Two things strike me about this passage, one is that perspective is everything. The very thing that grips us with terror may very well be our salvation.
Secondly, Wright has her own story that is not mine, and it is not mine to know or understand – no matter how difficult that is for me to accept.
Lastly, we are not those people that think we are the only people that have struggled through this kind of difficulty. We are incredibly close to couples that had a baby at 24 weeks, friends who have miscarried – some in their second trimester (one who has miscarried so many times I’ve lost count), multiple friends who were the parents of stillborn children, a friend who lost her baby to SIDS, a couple who lost their infant to infantile leukemia… We know this happens and in no way feel like victims of cruel fate.
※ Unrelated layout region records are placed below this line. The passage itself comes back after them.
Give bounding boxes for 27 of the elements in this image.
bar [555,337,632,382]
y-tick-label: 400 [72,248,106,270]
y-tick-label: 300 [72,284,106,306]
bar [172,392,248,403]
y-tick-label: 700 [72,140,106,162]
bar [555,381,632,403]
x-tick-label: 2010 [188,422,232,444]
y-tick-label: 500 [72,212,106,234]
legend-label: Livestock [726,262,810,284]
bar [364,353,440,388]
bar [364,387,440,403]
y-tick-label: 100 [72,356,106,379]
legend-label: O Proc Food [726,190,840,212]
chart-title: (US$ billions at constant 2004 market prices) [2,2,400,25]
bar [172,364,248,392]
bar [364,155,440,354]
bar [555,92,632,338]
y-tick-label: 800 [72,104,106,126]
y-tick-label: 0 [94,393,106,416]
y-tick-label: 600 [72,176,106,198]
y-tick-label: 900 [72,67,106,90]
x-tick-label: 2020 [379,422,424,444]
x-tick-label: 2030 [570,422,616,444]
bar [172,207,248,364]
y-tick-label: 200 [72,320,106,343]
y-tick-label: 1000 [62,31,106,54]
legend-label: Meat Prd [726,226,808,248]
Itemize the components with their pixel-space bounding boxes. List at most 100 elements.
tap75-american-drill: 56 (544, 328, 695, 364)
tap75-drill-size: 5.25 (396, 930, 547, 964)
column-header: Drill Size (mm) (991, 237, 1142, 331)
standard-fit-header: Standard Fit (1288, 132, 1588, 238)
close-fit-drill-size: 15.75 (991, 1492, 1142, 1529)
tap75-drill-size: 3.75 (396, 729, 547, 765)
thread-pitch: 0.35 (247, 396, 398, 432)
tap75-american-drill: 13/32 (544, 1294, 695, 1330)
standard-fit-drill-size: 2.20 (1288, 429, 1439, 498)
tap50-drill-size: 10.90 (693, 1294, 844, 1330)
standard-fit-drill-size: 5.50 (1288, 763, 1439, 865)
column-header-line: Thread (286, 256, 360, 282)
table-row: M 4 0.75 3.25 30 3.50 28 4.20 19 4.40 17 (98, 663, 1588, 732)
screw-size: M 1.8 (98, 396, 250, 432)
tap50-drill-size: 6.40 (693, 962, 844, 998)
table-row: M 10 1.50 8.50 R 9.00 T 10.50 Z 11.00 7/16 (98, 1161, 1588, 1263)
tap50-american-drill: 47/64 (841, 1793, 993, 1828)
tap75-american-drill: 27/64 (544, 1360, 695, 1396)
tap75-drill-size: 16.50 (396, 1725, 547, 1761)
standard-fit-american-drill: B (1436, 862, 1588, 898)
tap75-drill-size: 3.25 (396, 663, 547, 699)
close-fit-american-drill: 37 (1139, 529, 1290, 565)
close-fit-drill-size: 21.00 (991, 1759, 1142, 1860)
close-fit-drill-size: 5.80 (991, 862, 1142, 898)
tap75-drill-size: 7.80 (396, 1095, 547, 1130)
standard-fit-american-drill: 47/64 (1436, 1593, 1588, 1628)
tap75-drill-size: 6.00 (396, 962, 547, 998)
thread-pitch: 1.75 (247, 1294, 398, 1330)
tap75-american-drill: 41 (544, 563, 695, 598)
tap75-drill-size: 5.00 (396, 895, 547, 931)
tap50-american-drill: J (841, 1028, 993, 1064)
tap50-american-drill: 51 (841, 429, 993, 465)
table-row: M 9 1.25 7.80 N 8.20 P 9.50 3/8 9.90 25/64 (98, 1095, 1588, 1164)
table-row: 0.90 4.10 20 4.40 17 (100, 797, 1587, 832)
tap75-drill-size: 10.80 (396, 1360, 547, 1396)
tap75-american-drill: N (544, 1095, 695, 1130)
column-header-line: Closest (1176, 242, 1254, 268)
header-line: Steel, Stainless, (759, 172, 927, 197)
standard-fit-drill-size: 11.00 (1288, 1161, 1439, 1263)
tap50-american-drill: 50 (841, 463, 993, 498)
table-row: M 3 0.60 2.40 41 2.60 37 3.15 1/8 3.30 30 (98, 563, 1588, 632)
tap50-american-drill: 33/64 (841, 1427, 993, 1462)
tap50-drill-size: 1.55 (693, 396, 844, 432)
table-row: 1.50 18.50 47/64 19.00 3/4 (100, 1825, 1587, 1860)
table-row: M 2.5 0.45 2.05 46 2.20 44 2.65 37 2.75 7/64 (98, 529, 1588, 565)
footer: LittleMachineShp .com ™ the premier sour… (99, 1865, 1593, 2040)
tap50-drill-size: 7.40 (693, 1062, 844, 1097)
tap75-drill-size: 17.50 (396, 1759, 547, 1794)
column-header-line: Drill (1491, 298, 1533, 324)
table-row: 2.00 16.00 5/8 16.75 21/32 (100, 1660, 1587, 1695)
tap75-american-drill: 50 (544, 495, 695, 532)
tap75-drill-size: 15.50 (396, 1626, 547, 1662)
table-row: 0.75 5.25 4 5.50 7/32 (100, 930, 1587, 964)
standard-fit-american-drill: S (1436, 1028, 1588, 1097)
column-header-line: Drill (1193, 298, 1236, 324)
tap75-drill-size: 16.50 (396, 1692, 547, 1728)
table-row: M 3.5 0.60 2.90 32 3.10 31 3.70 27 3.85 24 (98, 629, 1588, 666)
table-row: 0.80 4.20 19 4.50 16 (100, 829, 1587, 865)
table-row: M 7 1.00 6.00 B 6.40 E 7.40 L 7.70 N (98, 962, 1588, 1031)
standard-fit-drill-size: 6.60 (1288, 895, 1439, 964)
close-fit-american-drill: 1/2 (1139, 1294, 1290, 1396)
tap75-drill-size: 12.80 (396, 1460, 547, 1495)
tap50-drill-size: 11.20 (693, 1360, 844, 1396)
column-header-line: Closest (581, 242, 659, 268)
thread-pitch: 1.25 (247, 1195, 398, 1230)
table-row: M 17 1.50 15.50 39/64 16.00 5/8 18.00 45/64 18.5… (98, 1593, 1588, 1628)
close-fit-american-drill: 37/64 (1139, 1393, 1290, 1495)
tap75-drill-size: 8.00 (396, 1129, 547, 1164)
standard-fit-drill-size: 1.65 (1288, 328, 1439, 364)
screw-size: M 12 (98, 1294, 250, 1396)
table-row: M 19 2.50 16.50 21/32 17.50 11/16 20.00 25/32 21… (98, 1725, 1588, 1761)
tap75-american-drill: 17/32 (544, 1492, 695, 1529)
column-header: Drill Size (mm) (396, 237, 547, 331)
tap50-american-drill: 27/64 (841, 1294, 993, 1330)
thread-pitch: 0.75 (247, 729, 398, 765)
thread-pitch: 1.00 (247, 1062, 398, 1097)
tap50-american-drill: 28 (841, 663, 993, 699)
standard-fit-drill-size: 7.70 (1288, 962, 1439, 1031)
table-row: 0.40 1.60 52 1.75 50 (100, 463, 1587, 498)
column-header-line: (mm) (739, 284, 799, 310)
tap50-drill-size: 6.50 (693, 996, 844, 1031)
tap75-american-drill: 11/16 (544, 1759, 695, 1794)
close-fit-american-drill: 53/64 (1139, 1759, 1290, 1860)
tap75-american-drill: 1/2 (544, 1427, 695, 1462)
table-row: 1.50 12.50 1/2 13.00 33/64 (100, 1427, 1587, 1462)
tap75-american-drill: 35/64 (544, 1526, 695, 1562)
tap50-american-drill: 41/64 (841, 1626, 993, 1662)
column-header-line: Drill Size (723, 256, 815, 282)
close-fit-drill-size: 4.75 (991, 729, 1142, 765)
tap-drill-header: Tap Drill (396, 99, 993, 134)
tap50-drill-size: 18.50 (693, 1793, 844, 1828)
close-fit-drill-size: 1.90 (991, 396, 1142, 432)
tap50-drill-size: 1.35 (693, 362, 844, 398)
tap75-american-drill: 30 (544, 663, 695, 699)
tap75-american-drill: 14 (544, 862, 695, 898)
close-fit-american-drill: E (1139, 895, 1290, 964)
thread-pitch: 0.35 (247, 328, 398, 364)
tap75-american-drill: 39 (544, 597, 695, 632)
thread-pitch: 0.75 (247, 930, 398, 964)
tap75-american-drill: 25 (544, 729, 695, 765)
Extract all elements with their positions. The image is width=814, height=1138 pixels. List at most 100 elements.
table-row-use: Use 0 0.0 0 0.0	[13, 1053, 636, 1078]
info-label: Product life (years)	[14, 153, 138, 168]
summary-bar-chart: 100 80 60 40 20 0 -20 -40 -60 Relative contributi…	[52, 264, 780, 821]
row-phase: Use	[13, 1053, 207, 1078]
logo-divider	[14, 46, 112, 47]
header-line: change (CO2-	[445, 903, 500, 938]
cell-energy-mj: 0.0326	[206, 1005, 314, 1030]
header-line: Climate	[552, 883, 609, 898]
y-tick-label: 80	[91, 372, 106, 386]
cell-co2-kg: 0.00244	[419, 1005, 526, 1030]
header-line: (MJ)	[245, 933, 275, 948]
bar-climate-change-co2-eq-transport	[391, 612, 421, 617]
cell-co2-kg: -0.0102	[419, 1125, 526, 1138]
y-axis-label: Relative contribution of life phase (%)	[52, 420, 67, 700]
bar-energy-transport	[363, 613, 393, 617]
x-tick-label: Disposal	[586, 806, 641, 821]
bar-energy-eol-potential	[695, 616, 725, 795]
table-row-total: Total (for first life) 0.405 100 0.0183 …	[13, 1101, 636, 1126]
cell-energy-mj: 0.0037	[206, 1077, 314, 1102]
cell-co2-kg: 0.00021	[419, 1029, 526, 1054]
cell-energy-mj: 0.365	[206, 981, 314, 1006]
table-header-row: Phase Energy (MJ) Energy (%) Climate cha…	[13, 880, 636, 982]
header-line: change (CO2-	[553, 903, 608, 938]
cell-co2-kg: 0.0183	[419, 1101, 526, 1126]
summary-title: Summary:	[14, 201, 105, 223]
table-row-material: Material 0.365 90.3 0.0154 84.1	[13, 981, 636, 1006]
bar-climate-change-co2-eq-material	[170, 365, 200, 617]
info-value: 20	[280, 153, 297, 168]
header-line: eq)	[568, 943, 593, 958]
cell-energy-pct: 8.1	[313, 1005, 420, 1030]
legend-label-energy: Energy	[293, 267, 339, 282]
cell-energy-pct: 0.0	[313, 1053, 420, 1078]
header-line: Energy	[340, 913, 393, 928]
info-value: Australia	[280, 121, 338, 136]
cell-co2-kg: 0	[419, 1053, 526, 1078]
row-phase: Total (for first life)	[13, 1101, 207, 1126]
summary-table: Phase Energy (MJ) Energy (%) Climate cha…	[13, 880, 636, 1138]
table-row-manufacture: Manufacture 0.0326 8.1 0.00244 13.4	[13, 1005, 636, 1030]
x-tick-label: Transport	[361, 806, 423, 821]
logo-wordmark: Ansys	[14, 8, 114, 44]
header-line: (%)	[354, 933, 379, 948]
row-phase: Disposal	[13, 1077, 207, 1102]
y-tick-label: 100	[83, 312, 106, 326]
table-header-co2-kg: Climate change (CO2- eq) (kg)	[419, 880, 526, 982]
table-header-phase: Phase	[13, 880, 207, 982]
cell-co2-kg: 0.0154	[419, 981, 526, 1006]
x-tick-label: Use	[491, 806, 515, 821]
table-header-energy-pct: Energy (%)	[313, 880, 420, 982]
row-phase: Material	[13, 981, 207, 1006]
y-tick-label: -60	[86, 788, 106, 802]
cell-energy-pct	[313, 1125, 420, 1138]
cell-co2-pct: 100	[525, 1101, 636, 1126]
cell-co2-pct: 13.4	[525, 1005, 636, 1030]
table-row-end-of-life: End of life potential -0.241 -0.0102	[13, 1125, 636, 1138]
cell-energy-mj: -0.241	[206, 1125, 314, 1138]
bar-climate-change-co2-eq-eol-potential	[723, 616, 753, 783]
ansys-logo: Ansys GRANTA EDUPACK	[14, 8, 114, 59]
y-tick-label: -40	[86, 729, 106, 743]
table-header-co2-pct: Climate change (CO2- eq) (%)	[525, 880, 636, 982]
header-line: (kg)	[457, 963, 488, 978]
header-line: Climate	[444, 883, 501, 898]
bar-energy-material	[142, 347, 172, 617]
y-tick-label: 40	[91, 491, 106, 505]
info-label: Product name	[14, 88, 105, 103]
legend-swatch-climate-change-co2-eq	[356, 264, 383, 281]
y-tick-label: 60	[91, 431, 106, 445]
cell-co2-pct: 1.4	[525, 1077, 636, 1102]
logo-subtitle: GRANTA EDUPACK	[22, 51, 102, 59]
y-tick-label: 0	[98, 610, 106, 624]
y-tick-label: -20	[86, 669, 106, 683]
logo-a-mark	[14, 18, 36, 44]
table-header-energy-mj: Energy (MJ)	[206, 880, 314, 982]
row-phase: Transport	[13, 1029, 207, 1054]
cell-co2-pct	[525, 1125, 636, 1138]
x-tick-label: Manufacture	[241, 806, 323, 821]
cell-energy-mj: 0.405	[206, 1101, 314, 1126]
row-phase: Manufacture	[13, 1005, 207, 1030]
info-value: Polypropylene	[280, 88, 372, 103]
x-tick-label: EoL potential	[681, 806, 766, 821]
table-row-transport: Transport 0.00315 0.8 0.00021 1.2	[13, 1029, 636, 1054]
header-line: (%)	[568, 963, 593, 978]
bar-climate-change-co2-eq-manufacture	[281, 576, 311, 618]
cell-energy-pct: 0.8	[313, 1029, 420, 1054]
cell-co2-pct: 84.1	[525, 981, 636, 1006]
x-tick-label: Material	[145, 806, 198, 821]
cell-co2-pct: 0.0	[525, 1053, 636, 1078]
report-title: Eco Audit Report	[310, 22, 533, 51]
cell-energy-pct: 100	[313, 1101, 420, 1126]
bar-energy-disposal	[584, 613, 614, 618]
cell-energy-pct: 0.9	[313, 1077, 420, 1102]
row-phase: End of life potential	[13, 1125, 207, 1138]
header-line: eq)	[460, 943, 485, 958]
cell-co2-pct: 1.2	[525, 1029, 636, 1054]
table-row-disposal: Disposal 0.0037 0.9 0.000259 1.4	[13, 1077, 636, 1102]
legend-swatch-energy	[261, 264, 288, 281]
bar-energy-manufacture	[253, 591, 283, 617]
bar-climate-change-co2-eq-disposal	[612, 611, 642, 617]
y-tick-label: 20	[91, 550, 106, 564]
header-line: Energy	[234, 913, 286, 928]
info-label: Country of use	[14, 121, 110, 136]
We do, however, feel that just as every one of the previously mentioned situations is unique and uniquely painful – similarly, this is our own story. We must walk through it and come through it on our own terms.
I remember when I finished my first marathon, becoming a part of an ‘elite’ 2% of the global population, I began meeting marathoners everywhere – that 2% seemed far greater to me than I had imagined.
We are now a part of 1% of the population who have a child diagnosed with cystic hygroma, and 2% of the population with a Trisomy 13 diagnosis. While I can say that I do not hope for this population to be greater than I imagined, I have been touched by the Tri18 moms I have been connected with.
I can say with great certainty that neither myself, nor Justin feel that we (or Wright) are unfortunate in this situation. She is perfect, and we know that she is a gift to us for however long we have her.
Thank you again for all of your kindness and care, it is humbling to be surrounded by such generous and big hearted people.